1266. Minimum Time Visiting All Points #
题目 #
On a plane there are n
points with integer coordinates points[i] = [xi, yi]
. Your task is to find the minimum time in seconds to visit all points.
You can move according to the next rules:
- In one second always you can either move vertically, horizontally by one unit or diagonally (it means to move one unit vertically and one unit horizontally in one second).
- You have to visit the points in the same order as they appear in the array.
Example 1:
Input: points = [[1,1],[3,4],[-1,0]]
Output: 7
Explanation: One optimal path is [1,1] -> [2,2] -> [3,3] -> [3,4] -> [2,3] -> [1,2] -> [0,1] -> [-1,0]
Time from [1,1] to [3,4] = 3 seconds
Time from [3,4] to [-1,0] = 4 seconds
Total time = 7 seconds
Example 2:
Input: points = [[3,2],[-2,2]]
Output: 5
Constraints:
points.length == n
1 <= n <= 100
points[i].length == 2
-1000 <= points[i][0], points[i][1] <= 1000
题目大意 #
平面上有 n 个点,点的位置用整数坐标表示 points[i] = [xi, yi]。

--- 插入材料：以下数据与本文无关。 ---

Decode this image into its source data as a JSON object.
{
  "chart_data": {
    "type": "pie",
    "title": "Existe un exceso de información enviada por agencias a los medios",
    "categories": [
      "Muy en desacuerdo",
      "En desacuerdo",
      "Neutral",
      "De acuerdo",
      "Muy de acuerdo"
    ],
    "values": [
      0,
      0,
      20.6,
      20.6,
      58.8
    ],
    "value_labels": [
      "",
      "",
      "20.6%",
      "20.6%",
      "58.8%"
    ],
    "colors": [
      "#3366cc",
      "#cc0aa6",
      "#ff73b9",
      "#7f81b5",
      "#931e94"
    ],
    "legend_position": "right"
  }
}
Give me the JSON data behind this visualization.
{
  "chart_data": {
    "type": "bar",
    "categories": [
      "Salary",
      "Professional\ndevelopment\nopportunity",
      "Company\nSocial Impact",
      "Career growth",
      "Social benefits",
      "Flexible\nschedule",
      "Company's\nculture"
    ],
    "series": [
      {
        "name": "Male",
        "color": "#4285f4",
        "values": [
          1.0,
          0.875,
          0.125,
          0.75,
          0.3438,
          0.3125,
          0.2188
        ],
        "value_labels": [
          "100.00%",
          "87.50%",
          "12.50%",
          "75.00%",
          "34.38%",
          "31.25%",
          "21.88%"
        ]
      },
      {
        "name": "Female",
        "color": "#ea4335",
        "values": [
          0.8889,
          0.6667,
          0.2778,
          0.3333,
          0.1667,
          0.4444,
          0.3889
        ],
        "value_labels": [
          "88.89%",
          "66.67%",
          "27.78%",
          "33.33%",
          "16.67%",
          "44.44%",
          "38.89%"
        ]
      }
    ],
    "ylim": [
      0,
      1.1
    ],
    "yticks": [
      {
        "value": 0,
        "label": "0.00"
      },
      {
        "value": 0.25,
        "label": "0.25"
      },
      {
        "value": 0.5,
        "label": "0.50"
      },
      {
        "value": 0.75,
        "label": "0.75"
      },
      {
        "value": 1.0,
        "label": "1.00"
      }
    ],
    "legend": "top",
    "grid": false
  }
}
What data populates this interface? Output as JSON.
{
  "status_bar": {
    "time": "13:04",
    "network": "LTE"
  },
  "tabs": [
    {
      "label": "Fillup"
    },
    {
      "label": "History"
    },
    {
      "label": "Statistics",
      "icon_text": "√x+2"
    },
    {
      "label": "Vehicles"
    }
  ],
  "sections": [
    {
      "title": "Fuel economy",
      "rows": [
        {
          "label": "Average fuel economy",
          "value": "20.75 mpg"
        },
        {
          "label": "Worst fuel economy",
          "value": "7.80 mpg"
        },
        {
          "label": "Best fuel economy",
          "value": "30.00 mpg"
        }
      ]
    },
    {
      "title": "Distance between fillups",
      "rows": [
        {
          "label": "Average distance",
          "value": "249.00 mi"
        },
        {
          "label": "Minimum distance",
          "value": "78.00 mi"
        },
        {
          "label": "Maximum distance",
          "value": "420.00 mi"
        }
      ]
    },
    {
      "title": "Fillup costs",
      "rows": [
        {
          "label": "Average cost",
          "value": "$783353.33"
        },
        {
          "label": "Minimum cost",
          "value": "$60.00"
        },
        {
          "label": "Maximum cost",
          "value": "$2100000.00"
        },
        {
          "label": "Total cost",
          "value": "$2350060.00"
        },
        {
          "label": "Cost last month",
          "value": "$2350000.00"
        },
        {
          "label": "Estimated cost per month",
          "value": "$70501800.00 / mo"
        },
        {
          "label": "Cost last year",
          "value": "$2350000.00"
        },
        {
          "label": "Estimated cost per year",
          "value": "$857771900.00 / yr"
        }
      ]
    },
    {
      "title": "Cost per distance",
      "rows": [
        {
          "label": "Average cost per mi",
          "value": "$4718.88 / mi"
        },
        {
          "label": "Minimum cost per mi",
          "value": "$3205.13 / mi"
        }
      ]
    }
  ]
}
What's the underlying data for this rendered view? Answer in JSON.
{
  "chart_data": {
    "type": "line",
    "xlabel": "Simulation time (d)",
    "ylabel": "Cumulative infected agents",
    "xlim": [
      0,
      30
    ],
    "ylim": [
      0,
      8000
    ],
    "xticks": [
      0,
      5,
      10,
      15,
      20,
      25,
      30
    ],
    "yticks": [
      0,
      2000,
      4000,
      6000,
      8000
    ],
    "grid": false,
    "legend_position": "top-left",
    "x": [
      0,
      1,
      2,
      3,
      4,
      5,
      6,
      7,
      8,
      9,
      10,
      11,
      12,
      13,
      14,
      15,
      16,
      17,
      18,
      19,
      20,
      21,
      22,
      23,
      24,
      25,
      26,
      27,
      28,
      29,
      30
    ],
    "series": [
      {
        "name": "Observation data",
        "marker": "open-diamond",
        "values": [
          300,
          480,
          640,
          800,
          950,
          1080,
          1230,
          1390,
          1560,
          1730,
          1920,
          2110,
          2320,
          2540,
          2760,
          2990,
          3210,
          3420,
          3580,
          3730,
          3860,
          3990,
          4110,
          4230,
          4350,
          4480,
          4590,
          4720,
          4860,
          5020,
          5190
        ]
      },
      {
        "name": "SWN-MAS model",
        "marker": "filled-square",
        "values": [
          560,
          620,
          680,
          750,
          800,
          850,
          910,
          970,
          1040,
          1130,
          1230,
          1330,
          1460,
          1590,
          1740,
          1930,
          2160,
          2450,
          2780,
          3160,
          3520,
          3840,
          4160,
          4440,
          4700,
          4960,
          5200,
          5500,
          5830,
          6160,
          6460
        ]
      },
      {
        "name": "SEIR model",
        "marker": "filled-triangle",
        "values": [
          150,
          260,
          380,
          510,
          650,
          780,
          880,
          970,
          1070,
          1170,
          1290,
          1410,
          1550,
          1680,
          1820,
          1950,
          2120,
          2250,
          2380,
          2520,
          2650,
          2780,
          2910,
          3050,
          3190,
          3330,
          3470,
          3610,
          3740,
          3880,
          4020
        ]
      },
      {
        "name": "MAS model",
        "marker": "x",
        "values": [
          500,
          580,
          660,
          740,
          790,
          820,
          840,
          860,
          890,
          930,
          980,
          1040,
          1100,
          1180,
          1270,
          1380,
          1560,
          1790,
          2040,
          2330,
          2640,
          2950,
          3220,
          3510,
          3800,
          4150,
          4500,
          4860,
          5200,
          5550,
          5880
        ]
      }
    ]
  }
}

请你计算访问所有这些点需要的最小时间(以秒为单位)。你可以按照下面的规则在平面上移动:
- 每一秒沿水平或者竖直方向移动一个单位长度,或者跨过对角线(可以看作在一秒内向水平和竖直方向各移动一个单位长度)。
- 必须按照数组中出现的顺序来访问这些点。
提示:
- points.length == n
- 1 <= n <= 100
- points[i].length == 2
- -1000 <= points[i][0], points[i][1] <= 1000
解题思路 #
- 在直角坐标系上给出一个数组,数组里面的点是飞机飞行经过的点。飞机飞行只能沿着水平方向、垂直方向、45°方向飞行。问飞机经过所有点的最短时间。
- 简单的数学问题。依次遍历数组,分别计算 x 轴和 y 轴上的差值,取最大值即是这两点之间飞行的最短时间。最后累加每次计算的最大值就是最短时间。
代码 #
package leetcode
func minTimeToVisitAllPoints(points [][]int) int {
res := 0
for i := 1; i < len(points); i++ {
res += max(abs(points[i][0]-points[i-1][0]), abs(points[i][1]-points[i-1][1]))
}
return res
}